The art for Viento, Sereno y El Mar was modeled after an album from Roberto y Su Nuevo Montuno, a Puerto Rican salsa group from the genre’s iconic 70s heyday. The sound is not unlike typical Vigilantes fare — 50s rock ‘n’ roll sways, perfectly placed twang and an easy-on-the-ears punk underpinning. No aggressive stuff was squeezed into the short four-song release, which is totally OK. These mostly breezy numbers may not induce frenzied shaking all over, but they’ll definitely get you shimmying.

Los Vigilantes are saluting other parts of the world, too: The EP includes a song in Japanese. “Wakao Ayako,” dedicated to a Japanese actress, comes courtesy of Ricardo Vilaro, a longtime but sometimes removed Vigilante living in Tokyo. Another track, “Mejor,” is a cover of Los Brincos, a 60s group often regarded as the Spanish Beatles.
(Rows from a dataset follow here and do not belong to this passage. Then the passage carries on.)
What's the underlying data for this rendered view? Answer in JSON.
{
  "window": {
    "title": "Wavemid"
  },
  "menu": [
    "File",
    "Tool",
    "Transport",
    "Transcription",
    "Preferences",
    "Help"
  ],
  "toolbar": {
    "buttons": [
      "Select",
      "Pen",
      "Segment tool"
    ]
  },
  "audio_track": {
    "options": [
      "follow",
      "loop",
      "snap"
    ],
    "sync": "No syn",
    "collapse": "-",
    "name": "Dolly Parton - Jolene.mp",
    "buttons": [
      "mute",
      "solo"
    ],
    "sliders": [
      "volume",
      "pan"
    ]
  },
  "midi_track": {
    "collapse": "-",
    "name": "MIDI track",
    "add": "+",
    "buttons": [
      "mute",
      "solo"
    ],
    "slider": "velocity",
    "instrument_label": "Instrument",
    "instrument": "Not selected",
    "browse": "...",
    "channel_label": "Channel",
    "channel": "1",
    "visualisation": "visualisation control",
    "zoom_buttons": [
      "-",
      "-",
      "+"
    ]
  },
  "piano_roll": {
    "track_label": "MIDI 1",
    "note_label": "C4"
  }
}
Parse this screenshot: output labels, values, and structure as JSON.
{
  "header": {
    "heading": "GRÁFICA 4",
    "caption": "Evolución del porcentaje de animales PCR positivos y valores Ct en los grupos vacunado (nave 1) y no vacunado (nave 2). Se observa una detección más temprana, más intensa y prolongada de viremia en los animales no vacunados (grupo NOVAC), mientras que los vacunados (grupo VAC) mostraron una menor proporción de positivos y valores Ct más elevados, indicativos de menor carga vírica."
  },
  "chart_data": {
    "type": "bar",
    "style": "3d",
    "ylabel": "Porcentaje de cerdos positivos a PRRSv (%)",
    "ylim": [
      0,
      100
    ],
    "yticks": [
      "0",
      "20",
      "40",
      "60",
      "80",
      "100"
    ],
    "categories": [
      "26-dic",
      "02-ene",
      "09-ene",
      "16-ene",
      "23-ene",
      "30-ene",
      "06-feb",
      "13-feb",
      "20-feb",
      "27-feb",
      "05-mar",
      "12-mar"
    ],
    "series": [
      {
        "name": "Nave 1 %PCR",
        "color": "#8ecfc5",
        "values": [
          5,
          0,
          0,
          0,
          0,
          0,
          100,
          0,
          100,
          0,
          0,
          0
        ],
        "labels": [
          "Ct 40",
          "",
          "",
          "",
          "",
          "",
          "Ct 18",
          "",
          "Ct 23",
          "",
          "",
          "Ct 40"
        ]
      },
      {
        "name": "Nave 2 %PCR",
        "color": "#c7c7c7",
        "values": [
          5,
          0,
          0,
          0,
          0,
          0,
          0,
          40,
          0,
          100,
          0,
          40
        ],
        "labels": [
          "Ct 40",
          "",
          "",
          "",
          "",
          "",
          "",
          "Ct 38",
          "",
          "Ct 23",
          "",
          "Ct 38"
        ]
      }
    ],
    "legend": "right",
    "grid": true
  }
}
“It’s very United Nations,” Mundo laughs. “We’ve been trying to tour in the U.S. for so long and we’ve been to Europe…but we want to go more to South America. That’s something that we can do. We want to make it a normal thing.”

The band is fresh off a jaunt around Mexico, which Jota reports went really well. To their surprise, Vigilantes tunes had been in rotation locally on Reactor 105.7, a popular radio station, for months. Crowds in D.F., Guadalajara, Monterrey, and Toluca were consistently pumped, he says, and they even encountered a band playing covers of their songs.

Mundo hopes they’ll be greeted with the same enthusiasm when they finally get to South America. Considering their partnership with Mandinga and the fact that drummer Rafa Díaz is originally from Colombia, we don’t think he’ll be disappointed.

Viento, Sereno y El Mar will be available digitally in April, but only 300 physical copies will be pressed. Until then, listen to the first single below.

Update, 3/2/2016, 10:16 a.m.: A previous version of this post implied that this EP would include a song in English. The post has been updated to reflect that it will include songs in Japanese and Spanish.